I considered adding a sonar check/build breaker as a GitHub action, but quickly realized that I would have to self-host the tool and was not willing to do so. Therefore, I added a simple mvn test run to a test workflow and called it a day.

name: Tests
on: [ push ]
jobs:
  check:
    name: Unit tests
    runs-on: ubuntu-latest
    steps:
      - uses: actions/checkout@v1
      - name: Set up JDK
        uses: actions/setup-java@v1
        with:
          java-version: '17'
      - name: Cache Maven packages
        uses: actions/cache@v1
        with:
          path: ~/.m2
          key: ${{ runner.os }}-m2-${{ hashFiles('**/pom.xml') }}
          restore-keys: ${{ runner.os }}-m2
      - name: Run Tests
        run: mvn -B test

Frontend CI/CD

I kept the frontend deployment/testing automation a lot simpler, mainly because I hadn’t decided on a web deployment yet. I might add the website view deployment to my VPS at some point as well, but for now I simply wanted to automate the APK build. I will mostly test on android in the near future, so this will probably be sufficient.

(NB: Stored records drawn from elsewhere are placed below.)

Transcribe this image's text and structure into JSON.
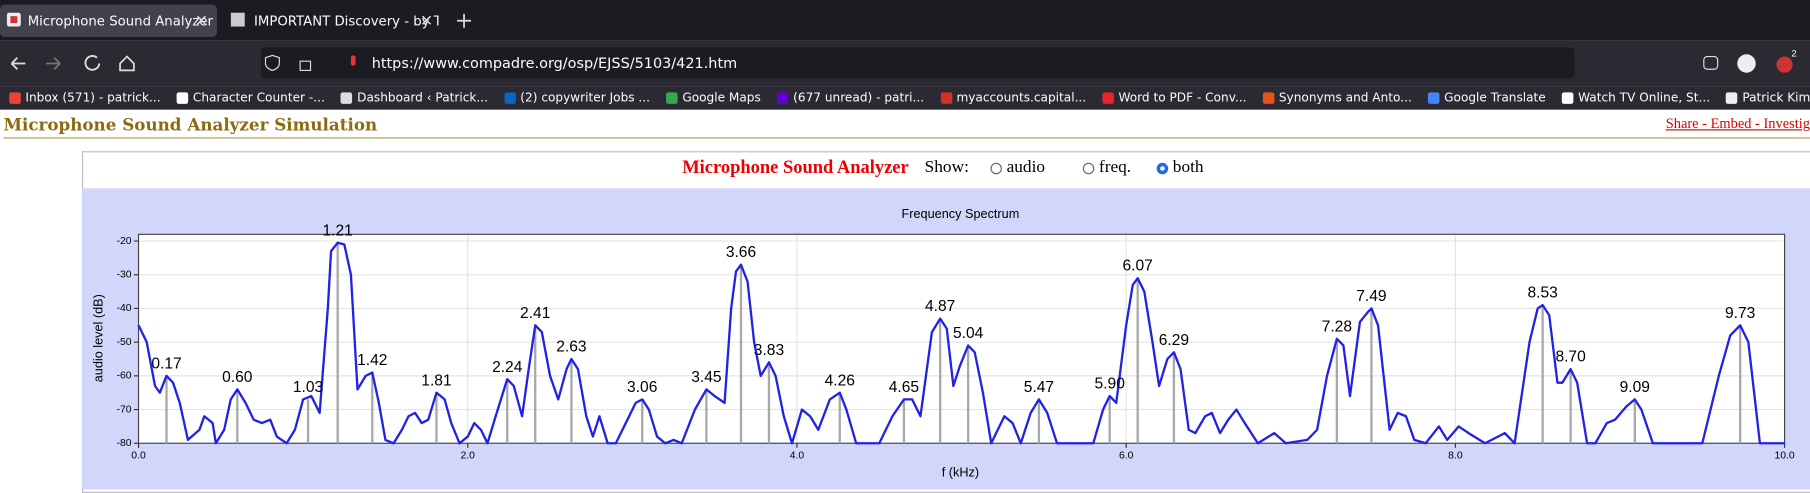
{
  "browser": {
    "tabs": [
      "Microphone Sound Analyzer",
      "IMPORTANT Discovery - by Targ"
    ],
    "url": "https://www.compadre.org/osp/EJSS/5103/421.htm",
    "extension_badge": "2",
    "bookmarks": [
      "Inbox (571) - patrick...",
      "Character Counter -...",
      "Dashboard ‹ Patrick...",
      "(2) copywriter Jobs ...",
      "Google Maps",
      "(677 unread) - patri...",
      "myaccounts.capital...",
      "Word to PDF - Conv...",
      "Synonyms and Anto...",
      "Google Translate",
      "Watch TV Online, St...",
      "Patrick Kim (@patri..."
    ]
  },
  "page": {
    "heading": "Microphone Sound Analyzer Simulation",
    "share_link": "Share - Embed - Investiga",
    "panel_title": "Microphone Sound Analyzer",
    "show_label": "Show:",
    "show_options": [
      "audio",
      "freq.",
      "both"
    ],
    "selected": 2
  },
  "chart_data": {
    "type": "line",
    "title": "Frequency Spectrum",
    "x_label": "f (kHz)",
    "y_label": "audio level (dB)",
    "xlim": [
      0,
      10
    ],
    "ylim": [
      -80,
      -18
    ],
    "xticks": [
      {
        "value": 0,
        "label": "0.0"
      },
      {
        "value": 2,
        "label": "2.0"
      },
      {
        "value": 4,
        "label": "4.0"
      },
      {
        "value": 6,
        "label": "6.0"
      },
      {
        "value": 8,
        "label": "8.0"
      },
      {
        "value": 10,
        "label": "10.0"
      }
    ],
    "yticks": [
      -20,
      -30,
      -40,
      -50,
      -60,
      -70,
      -80
    ],
    "grid": true,
    "series": [
      {
        "name": "spectrum",
        "color": "#2222e6",
        "x": [
          0.0,
          0.05,
          0.1,
          0.13,
          0.17,
          0.21,
          0.25,
          0.3,
          0.37,
          0.4,
          0.45,
          0.47,
          0.52,
          0.56,
          0.6,
          0.65,
          0.7,
          0.75,
          0.8,
          0.84,
          0.9,
          0.95,
          1.0,
          1.05,
          1.1,
          1.15,
          1.17,
          1.21,
          1.25,
          1.29,
          1.33,
          1.38,
          1.42,
          1.46,
          1.5,
          1.55,
          1.6,
          1.64,
          1.68,
          1.72,
          1.76,
          1.81,
          1.86,
          1.9,
          1.95,
          2.0,
          2.04,
          2.08,
          2.12,
          2.17,
          2.24,
          2.28,
          2.33,
          2.37,
          2.41,
          2.45,
          2.5,
          2.55,
          2.6,
          2.63,
          2.67,
          2.72,
          2.76,
          2.8,
          2.85,
          2.9,
          2.96,
          3.02,
          3.06,
          3.1,
          3.15,
          3.2,
          3.25,
          3.3,
          3.38,
          3.45,
          3.5,
          3.56,
          3.6,
          3.63,
          3.66,
          3.7,
          3.74,
          3.78,
          3.83,
          3.87,
          3.92,
          3.97,
          4.03,
          4.08,
          4.13,
          4.2,
          4.26,
          4.3,
          4.36,
          4.5,
          4.58,
          4.65,
          4.7,
          4.75,
          4.82,
          4.87,
          4.91,
          4.95,
          4.99,
          5.04,
          5.08,
          5.13,
          5.18,
          5.26,
          5.31,
          5.36,
          5.42,
          5.47,
          5.52,
          5.58,
          5.8,
          5.86,
          5.9,
          5.94,
          6.0,
          6.04,
          6.07,
          6.11,
          6.16,
          6.2,
          6.25,
          6.29,
          6.33,
          6.38,
          6.42,
          6.48,
          6.52,
          6.57,
          6.62,
          6.67,
          6.72,
          6.8,
          6.9,
          6.97,
          7.1,
          7.16,
          7.22,
          7.28,
          7.32,
          7.36,
          7.42,
          7.47,
          7.49,
          7.53,
          7.6,
          7.65,
          7.7,
          7.75,
          7.82,
          7.9,
          7.95,
          8.02,
          8.08,
          8.18,
          8.3,
          8.36,
          8.45,
          8.5,
          8.53,
          8.57,
          8.62,
          8.65,
          8.7,
          8.74,
          8.8,
          8.85,
          8.92,
          8.97,
          9.04,
          9.09,
          9.13,
          9.2,
          9.5,
          9.6,
          9.67,
          9.73,
          9.78,
          9.85,
          10.0
        ],
        "values": [
          -45,
          -50,
          -63,
          -65,
          -60,
          -62,
          -68,
          -79,
          -76,
          -72,
          -74,
          -80,
          -76,
          -67,
          -64,
          -68,
          -73,
          -74,
          -73,
          -78,
          -80,
          -76,
          -67,
          -66,
          -71,
          -40,
          -23,
          -20.5,
          -21,
          -30,
          -64,
          -60,
          -59,
          -68,
          -79,
          -80,
          -76,
          -72,
          -71,
          -74,
          -73,
          -65,
          -67,
          -74,
          -80,
          -78,
          -74,
          -76,
          -80,
          -72,
          -61,
          -63,
          -72,
          -58,
          -45,
          -47,
          -60,
          -67,
          -58,
          -55,
          -58,
          -72,
          -78,
          -72,
          -80,
          -80,
          -74,
          -68,
          -67,
          -70,
          -78,
          -80,
          -79,
          -80,
          -70,
          -64,
          -66,
          -68,
          -40,
          -29,
          -27,
          -32,
          -50,
          -60,
          -56,
          -60,
          -72,
          -80,
          -70,
          -72,
          -76,
          -67,
          -65,
          -70,
          -80,
          -80,
          -72,
          -67,
          -67,
          -72,
          -47,
          -43,
          -46,
          -63,
          -57,
          -51,
          -53,
          -65,
          -80,
          -72,
          -74,
          -80,
          -71,
          -67,
          -71,
          -80,
          -80,
          -70,
          -66,
          -68,
          -45,
          -33,
          -31,
          -35,
          -50,
          -63,
          -55,
          -53,
          -58,
          -76,
          -77,
          -72,
          -71,
          -77,
          -73,
          -70,
          -74,
          -80,
          -77,
          -80,
          -79,
          -76,
          -60,
          -49,
          -51,
          -66,
          -44,
          -41,
          -40,
          -45,
          -76,
          -71,
          -72,
          -79,
          -80,
          -75,
          -79,
          -75,
          -77,
          -80,
          -77,
          -80,
          -50,
          -40,
          -39,
          -42,
          -62,
          -62,
          -58,
          -62,
          -80,
          -80,
          -74,
          -73,
          -69,
          -67,
          -70,
          -80,
          -80,
          -60,
          -48,
          -45,
          -50,
          -80,
          -80
        ]
      }
    ],
    "peaks": {
      "color": "#a8a8a8",
      "x": [
        0.17,
        0.6,
        1.03,
        1.21,
        1.42,
        1.81,
        2.24,
        2.41,
        2.63,
        3.06,
        3.45,
        3.66,
        3.83,
        4.26,
        4.65,
        4.87,
        5.04,
        5.47,
        5.9,
        6.07,
        6.29,
        7.28,
        7.49,
        8.53,
        8.7,
        9.09,
        9.73
      ],
      "x_labels": [
        "0.17",
        "0.60",
        "1.03",
        "1.21",
        "1.42",
        "1.81",
        "2.24",
        "2.41",
        "2.63",
        "3.06",
        "3.45",
        "3.66",
        "3.83",
        "4.26",
        "4.65",
        "4.87",
        "5.04",
        "5.47",
        "5.90",
        "6.07",
        "6.29",
        "7.28",
        "7.49",
        "8.53",
        "8.70",
        "9.09",
        "9.73"
      ],
      "values": [
        -60,
        -64,
        -67,
        -20.5,
        -59,
        -65,
        -61,
        -45,
        -55,
        -67,
        -64,
        -27,
        -56,
        -65,
        -67,
        -43,
        -51,
        -67,
        -66,
        -31,
        -53,
        -49,
        -40,
        -39,
        -58,
        -67,
        -45
      ]
    }
  }
}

Therefore, I added two workflows - again one for testing, and one for building.

name: Tests
on: [ push ]
jobs:
  test:
    runs-on: ubuntu-latest
    steps:
      - uses: actions/checkout@v3
      - name: Install npm dependencies
        run: |
          npm install          

For testing purposes npm install is executed whenever new changes are pushed to the repository. For the APK build gradle is used, which lies within the /android directory. The build workflow is only executed on tag creation. This way I can decide for myself when I want to build a new APK.

name: react-native-android-build-apk
on:
  push:
    tags:
      - '*'
jobs:
  build-android:
    runs-on: ubuntu-latest
    steps:
      - uses: actions/checkout@v3
      - name: Install npm dependencies
        run: |
          npm install          
      - name: Build Android Release
        run: |
          cd android && ./gradlew assembleRelease          
      - name: Upload Artifact
        uses: actions/upload-artifact@v1
        with:
          name: app-release.apk
          path: android/app/build/outputs/apk/release/

With this I ran into two issues:

  1. The /.gradlew file was not executable. This is a known issue , which I solved by executing git update-index --chmod=+x gradlew in the android directory, and then pushing the config change to origin.
  2. Because I renamed the index.js entryfile to add a web view, no entryfile could be found by gradle. I added entryFile = file("../../index.native.js") to the react section in the /android/app/build.gradle file to fix this.

To try the workflow out I created a pre-release with a tag in GitHub and built a first APK. With that, I had completed all the CI/CD I had planned to implement at this early stage.